Thanks Mean Joe. It seems that the CV is heavily influenced by outliers. Do you know of a good way to handle that?

Ex. Sample A - 75, 68, 61, 63,88, 84, 50, 77 - CV = .16929

Sample B - 5, 5, 71, 3, 6 - CV = 1.4732

Sample B is more consistent but because of the outlier they score very poorly.



New Member
Here are a bunch of ideas:

1) Draw a histogram for each sample. If they are generally normally distributed and the outliers are visually separable (e.g. they all sit more than 2 Standard Deviations away from the mean), you can simply define a cutoff and exclude data beyond that cutoff (e.g. mean ± 2*SD). This is a simplified version of Chauvenet's criterion

2) You can also have a look at Grubbs' test for outliers. This also assumes that your data is normally distributed.

3) If your data is not normally distributed, there are also options. If you can get rid of outliers and the only concerns is regarding the statistical test that you are using for comparing the groups, then Central limit theorem is your friend; have a large number of data points in each group and you can assume noramlity. If you haven't gotten rid of outliers because of the weird distribution, you might look into the option converting the scales. Sometimes using log(x) instead of (x) gives you more felxibility.

Is this real data? Or have you or a teacher or someone made it up, as an example?

Are there any other explanatory factors, for example if some units were deliveries from a central inventory from far away? Like when the data goes from around 7 to suddenly 35.

How did you make the selection to choose units? Randomisation? I guess the vendors delivers thousands of units.

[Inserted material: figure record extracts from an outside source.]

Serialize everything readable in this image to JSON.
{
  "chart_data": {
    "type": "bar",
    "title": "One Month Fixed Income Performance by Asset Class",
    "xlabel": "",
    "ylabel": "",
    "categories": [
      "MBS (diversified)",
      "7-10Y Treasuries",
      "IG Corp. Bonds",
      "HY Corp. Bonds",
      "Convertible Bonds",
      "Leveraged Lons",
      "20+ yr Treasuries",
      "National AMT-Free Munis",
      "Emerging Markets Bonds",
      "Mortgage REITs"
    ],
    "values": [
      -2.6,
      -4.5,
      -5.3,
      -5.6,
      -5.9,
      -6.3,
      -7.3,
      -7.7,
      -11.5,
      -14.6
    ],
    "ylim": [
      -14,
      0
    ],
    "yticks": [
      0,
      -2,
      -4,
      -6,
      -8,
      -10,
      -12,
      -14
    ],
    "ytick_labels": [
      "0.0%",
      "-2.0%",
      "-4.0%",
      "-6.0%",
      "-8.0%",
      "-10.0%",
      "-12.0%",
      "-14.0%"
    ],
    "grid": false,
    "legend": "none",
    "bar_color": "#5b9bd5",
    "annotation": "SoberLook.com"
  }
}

This is real data. There aren't any visible explanatory factors. The vendors delivery lead times simply vary. I'm trying to measure and evaluate vendors on how consistent (or inconsistent) the lead time is as this has significant implications on stock we keep on hand and the lead times we us when placing orders. I've attached a small sample of the data set that I'm working with. I'm trying to evaluate 12 months worth of deliveries. View attachment 2452
What does this expression mean (from your first post):
“Are their lead times all over the place? “
From the xl-file: what is “rec_amout”? Is that not an explanatory variable?

What have you tried so far?
What I meant by this was - Are their lead times highly variable?

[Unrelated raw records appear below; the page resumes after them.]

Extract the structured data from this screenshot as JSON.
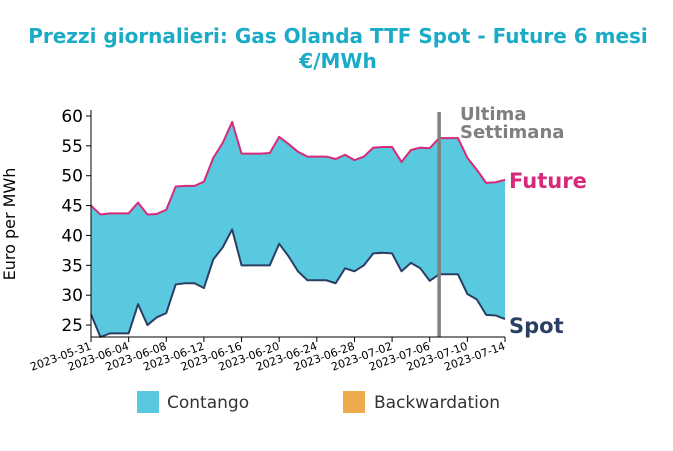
{
  "chart_data": {
    "type": "area",
    "title_line1": "Prezzi giornalieri: Gas Olanda TTF Spot - Future 6 mesi",
    "title_line2": "€/MWh",
    "ylabel": "Euro per MWh",
    "ylim": [
      23,
      61
    ],
    "yticks": [
      25,
      30,
      35,
      40,
      45,
      50,
      55,
      60
    ],
    "xlim": [
      "2023-05-31",
      "2023-07-14"
    ],
    "xticks": [
      "2023-05-31",
      "2023-06-04",
      "2023-06-08",
      "2023-06-12",
      "2023-06-16",
      "2023-06-20",
      "2023-06-24",
      "2023-06-28",
      "2023-07-02",
      "2023-07-06",
      "2023-07-10",
      "2023-07-14"
    ],
    "colors": {
      "future": "#d62a7b",
      "spot": "#2b3e63",
      "contango": "#59c9df",
      "backwardation": "#eeab4e",
      "annotation": "#808080"
    },
    "series": [
      {
        "name": "Future",
        "points": [
          [
            "2023-05-31",
            45.0
          ],
          [
            "2023-06-01",
            43.5
          ],
          [
            "2023-06-02",
            43.7
          ],
          [
            "2023-06-03",
            43.7
          ],
          [
            "2023-06-04",
            43.7
          ],
          [
            "2023-06-05",
            45.5
          ],
          [
            "2023-06-06",
            43.5
          ],
          [
            "2023-06-07",
            43.6
          ],
          [
            "2023-06-08",
            44.3
          ],
          [
            "2023-06-09",
            48.2
          ],
          [
            "2023-06-10",
            48.3
          ],
          [
            "2023-06-11",
            48.3
          ],
          [
            "2023-06-12",
            49.0
          ],
          [
            "2023-06-13",
            53.0
          ],
          [
            "2023-06-14",
            55.5
          ],
          [
            "2023-06-15",
            59.0
          ],
          [
            "2023-06-16",
            53.7
          ],
          [
            "2023-06-17",
            53.7
          ],
          [
            "2023-06-18",
            53.7
          ],
          [
            "2023-06-19",
            53.8
          ],
          [
            "2023-06-20",
            56.5
          ],
          [
            "2023-06-21",
            55.3
          ],
          [
            "2023-06-22",
            54.0
          ],
          [
            "2023-06-23",
            53.2
          ],
          [
            "2023-06-24",
            53.2
          ],
          [
            "2023-06-25",
            53.2
          ],
          [
            "2023-06-26",
            52.8
          ],
          [
            "2023-06-27",
            53.5
          ],
          [
            "2023-06-28",
            52.6
          ],
          [
            "2023-06-29",
            53.2
          ],
          [
            "2023-06-30",
            54.7
          ],
          [
            "2023-07-01",
            54.8
          ],
          [
            "2023-07-02",
            54.8
          ],
          [
            "2023-07-03",
            52.3
          ],
          [
            "2023-07-04",
            54.3
          ],
          [
            "2023-07-05",
            54.7
          ],
          [
            "2023-07-06",
            54.6
          ],
          [
            "2023-07-07",
            56.3
          ],
          [
            "2023-07-08",
            56.3
          ],
          [
            "2023-07-09",
            56.3
          ],
          [
            "2023-07-10",
            53.0
          ],
          [
            "2023-07-11",
            51.0
          ],
          [
            "2023-07-12",
            48.8
          ],
          [
            "2023-07-13",
            48.9
          ],
          [
            "2023-07-14",
            49.3
          ]
        ]
      },
      {
        "name": "Spot",
        "points": [
          [
            "2023-05-31",
            26.8
          ],
          [
            "2023-06-01",
            23.0
          ],
          [
            "2023-06-02",
            23.6
          ],
          [
            "2023-06-03",
            23.6
          ],
          [
            "2023-06-04",
            23.6
          ],
          [
            "2023-06-05",
            28.5
          ],
          [
            "2023-06-06",
            25.0
          ],
          [
            "2023-06-07",
            26.3
          ],
          [
            "2023-06-08",
            27.0
          ],
          [
            "2023-06-09",
            31.8
          ],
          [
            "2023-06-10",
            32.0
          ],
          [
            "2023-06-11",
            32.0
          ],
          [
            "2023-06-12",
            31.2
          ],
          [
            "2023-06-13",
            36.0
          ],
          [
            "2023-06-14",
            38.0
          ],
          [
            "2023-06-15",
            41.0
          ],
          [
            "2023-06-16",
            35.0
          ],
          [
            "2023-06-17",
            35.0
          ],
          [
            "2023-06-18",
            35.0
          ],
          [
            "2023-06-19",
            35.0
          ],
          [
            "2023-06-20",
            38.6
          ],
          [
            "2023-06-21",
            36.5
          ],
          [
            "2023-06-22",
            34.0
          ],
          [
            "2023-06-23",
            32.5
          ],
          [
            "2023-06-24",
            32.5
          ],
          [
            "2023-06-25",
            32.5
          ],
          [
            "2023-06-26",
            32.0
          ],
          [
            "2023-06-27",
            34.5
          ],
          [
            "2023-06-28",
            34.0
          ],
          [
            "2023-06-29",
            35.0
          ],
          [
            "2023-06-30",
            37.0
          ],
          [
            "2023-07-01",
            37.1
          ],
          [
            "2023-07-02",
            37.0
          ],
          [
            "2023-07-03",
            34.0
          ],
          [
            "2023-07-04",
            35.4
          ],
          [
            "2023-07-05",
            34.5
          ],
          [
            "2023-07-06",
            32.4
          ],
          [
            "2023-07-07",
            33.5
          ],
          [
            "2023-07-08",
            33.5
          ],
          [
            "2023-07-09",
            33.5
          ],
          [
            "2023-07-10",
            30.2
          ],
          [
            "2023-07-11",
            29.3
          ],
          [
            "2023-07-12",
            26.7
          ],
          [
            "2023-07-13",
            26.6
          ],
          [
            "2023-07-14",
            26.0
          ]
        ]
      }
    ],
    "end_labels": {
      "future": "Future",
      "spot": "Spot"
    },
    "vline": {
      "date": "2023-07-07",
      "label_line1": "Ultima",
      "label_line2": "Settimana"
    },
    "legend": {
      "position": "bottom",
      "entries": [
        {
          "label": "Contango",
          "color": "#59c9df"
        },
        {
          "label": "Backwardation",
          "color": "#eeab4e"
        }
      ]
    },
    "grid": false
  }
}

rec_amount is the number of pieces that we received in the shipment (each row represents a receipt).

Currently, I take the median for each item number.

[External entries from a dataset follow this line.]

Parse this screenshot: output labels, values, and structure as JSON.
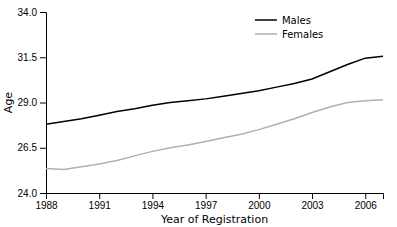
{
  "chart_data": {
    "type": "line",
    "x": [
      1988,
      1989,
      1990,
      1991,
      1992,
      1993,
      1994,
      1995,
      1996,
      1997,
      1998,
      1999,
      2000,
      2001,
      2002,
      2003,
      2004,
      2005,
      2006,
      2007
    ],
    "series": [
      {
        "name": "Males",
        "color": "#000000",
        "values": [
          27.8,
          27.95,
          28.1,
          28.3,
          28.5,
          28.65,
          28.85,
          29.0,
          29.1,
          29.2,
          29.35,
          29.5,
          29.65,
          29.85,
          30.05,
          30.3,
          30.7,
          31.1,
          31.45,
          31.55
        ]
      },
      {
        "name": "Females",
        "color": "#b0b0b0",
        "values": [
          25.35,
          25.3,
          25.45,
          25.6,
          25.8,
          26.05,
          26.3,
          26.5,
          26.65,
          26.85,
          27.05,
          27.25,
          27.5,
          27.8,
          28.1,
          28.45,
          28.75,
          29.0,
          29.1,
          29.15
        ]
      }
    ],
    "x_label": "Year of Registration",
    "y_label": "Age",
    "xlim": [
      1988,
      2007
    ],
    "ylim": [
      24.0,
      34.0
    ],
    "xticks": [
      1988,
      1991,
      1994,
      1997,
      2000,
      2003,
      2006
    ],
    "yticks": [
      {
        "value": 24.0,
        "label": "24.0"
      },
      26.5,
      {
        "value": 29.0,
        "label": "29.0"
      },
      31.5,
      {
        "value": 34.0,
        "label": "34.0"
      }
    ],
    "grid": false,
    "legend": "upper right"
  }
}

I then determine the acceptable lead time range for each item number based on the median. For items with a median lead time less than 20 days I've defined the acceptable range as +/- 2 days. For items with a median lead time greater than 20 days I've defined the acceptable range as +/- 10%.

For each receipt I then determine if the lead time fell inside or outside of the acceptable range. I then take the sum of all pieces received outside of the acceptable range / all pieces received total to determine the % of receipts out of range.

Other than that I've tried coefficient of variation but the significant outliers skew the results to heavily.